4. Amidst the narratives of vulnerable souls, Lee stands erect as a master storyteller of woman characters whose trying times turned into opportunities for resistance, seduction, and empowerment. The readiness to endure was there, yet the spirit does not give in, soaring against curses and tides. “Tabula Rasa” is a fine example of this category, following a woman with her body utilized to slurp her lover’s memories and knowledge, to the point that he was likened to a blank slate. On the other hand, “Bargains” charted the story of a writer confronted with a writer’s block, willing to risk her oral faculties to fill in the void. Inspiration, said the shrewd character of Auntie Wang, is expensive to brew. So it is one of our valuable items for sale. Both of these stories described women as risk-takers, sojourning the trails of danger and despair to get into the metropolis filled with double standards and remarks of underestimation.

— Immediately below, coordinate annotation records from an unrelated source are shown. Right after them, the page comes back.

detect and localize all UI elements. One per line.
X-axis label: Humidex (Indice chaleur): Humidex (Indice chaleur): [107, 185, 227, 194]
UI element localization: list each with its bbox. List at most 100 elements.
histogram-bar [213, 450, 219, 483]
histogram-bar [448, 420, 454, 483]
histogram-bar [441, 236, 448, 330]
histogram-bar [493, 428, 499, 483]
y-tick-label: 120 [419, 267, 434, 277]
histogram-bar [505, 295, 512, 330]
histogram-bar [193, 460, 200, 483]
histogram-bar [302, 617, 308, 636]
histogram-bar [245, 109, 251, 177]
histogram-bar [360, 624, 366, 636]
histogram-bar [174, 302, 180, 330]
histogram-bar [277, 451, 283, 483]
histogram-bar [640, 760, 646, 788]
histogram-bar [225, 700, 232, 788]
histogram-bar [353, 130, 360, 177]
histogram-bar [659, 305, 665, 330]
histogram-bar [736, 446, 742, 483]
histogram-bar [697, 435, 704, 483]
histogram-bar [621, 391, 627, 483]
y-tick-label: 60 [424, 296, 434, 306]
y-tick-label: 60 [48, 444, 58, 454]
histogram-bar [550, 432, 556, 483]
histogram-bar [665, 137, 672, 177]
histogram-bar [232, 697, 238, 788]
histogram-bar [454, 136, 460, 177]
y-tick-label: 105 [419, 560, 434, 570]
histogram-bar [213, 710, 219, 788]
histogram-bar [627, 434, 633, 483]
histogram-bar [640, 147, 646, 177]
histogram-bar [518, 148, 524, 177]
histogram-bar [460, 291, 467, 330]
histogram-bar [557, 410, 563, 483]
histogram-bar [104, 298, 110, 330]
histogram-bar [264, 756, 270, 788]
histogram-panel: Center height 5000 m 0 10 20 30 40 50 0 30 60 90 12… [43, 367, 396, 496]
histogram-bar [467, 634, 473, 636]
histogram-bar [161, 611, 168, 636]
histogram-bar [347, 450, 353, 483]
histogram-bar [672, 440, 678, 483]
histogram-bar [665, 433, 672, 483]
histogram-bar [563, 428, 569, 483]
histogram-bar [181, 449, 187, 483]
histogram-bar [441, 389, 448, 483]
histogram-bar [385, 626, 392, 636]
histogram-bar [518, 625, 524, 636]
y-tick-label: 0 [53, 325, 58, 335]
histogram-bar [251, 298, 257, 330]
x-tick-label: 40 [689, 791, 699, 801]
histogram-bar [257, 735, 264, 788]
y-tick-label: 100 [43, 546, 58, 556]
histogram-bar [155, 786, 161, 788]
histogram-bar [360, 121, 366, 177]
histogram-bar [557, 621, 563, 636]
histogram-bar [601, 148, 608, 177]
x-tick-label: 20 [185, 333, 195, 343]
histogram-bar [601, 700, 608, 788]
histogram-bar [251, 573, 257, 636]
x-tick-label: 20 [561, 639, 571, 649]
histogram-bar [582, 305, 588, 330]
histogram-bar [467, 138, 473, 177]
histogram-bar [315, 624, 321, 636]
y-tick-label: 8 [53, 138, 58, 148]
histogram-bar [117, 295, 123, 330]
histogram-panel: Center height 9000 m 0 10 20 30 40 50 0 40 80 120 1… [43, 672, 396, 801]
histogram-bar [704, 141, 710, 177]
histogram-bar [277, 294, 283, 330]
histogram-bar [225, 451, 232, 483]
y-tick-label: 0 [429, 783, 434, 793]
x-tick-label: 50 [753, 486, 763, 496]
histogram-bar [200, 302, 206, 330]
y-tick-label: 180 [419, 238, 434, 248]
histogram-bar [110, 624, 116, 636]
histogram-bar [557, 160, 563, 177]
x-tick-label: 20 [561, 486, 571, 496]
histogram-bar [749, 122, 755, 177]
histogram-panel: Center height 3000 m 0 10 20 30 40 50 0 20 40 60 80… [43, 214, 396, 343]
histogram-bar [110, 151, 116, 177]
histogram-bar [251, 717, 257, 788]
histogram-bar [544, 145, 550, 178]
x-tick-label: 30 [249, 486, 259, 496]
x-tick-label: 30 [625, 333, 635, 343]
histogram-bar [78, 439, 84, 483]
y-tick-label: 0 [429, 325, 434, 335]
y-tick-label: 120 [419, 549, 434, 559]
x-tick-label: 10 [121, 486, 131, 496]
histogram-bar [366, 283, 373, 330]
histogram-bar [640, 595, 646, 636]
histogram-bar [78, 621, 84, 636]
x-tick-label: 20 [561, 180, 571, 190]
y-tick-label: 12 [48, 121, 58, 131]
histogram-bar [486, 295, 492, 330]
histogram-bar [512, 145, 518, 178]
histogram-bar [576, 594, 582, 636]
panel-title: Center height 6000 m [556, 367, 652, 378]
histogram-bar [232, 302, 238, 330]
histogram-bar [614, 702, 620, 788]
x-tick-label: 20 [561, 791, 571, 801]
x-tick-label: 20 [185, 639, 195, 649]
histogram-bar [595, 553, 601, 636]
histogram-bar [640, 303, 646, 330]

5. “Hunger” and “Capture” are what I consider winners of detail amplification. You can smell, hear, and touch the gore brought by transmogrification of human beings into creatures driveling for blood and flesh. Lee has the power to hold her grip on you so tight, then throw you into a battlefield where you are frozen and motionless while witnessing carcasses splattering the pavements and bat-like wings flapping and strutting. You are given the 360 degrees of details. Just wait for what would come next.
6. The story that topped the roster is “This Side of the Looking Glass” which covers a range of emotions – estrangement, thirst for revenge, shock, humility and contentment – eloquently articulated as the plot complicates. Heat, dust, hordes of sweat, glimmering nails, flabs of fat, and reengineered eyebrows melt into the background to illuminate a young lady whose willpower will never be enervated, as long as she loves her curves and imperfections, as long as the invisible forces, be they odds and tribulations, are with her side. It reminds you of the archetypes found in fairy tales and young adult bestsellers. But you keep on reading, believing there is something to be learned, there is life to be celebrated.
7. Not only does this collection captivate me. Most importantly, it rests on me the consolation that in imagination and creativity, everything can transcend the universal design, anything is beyond borders. Kudos to Gabriela Lee. Adore her and this impressive debut.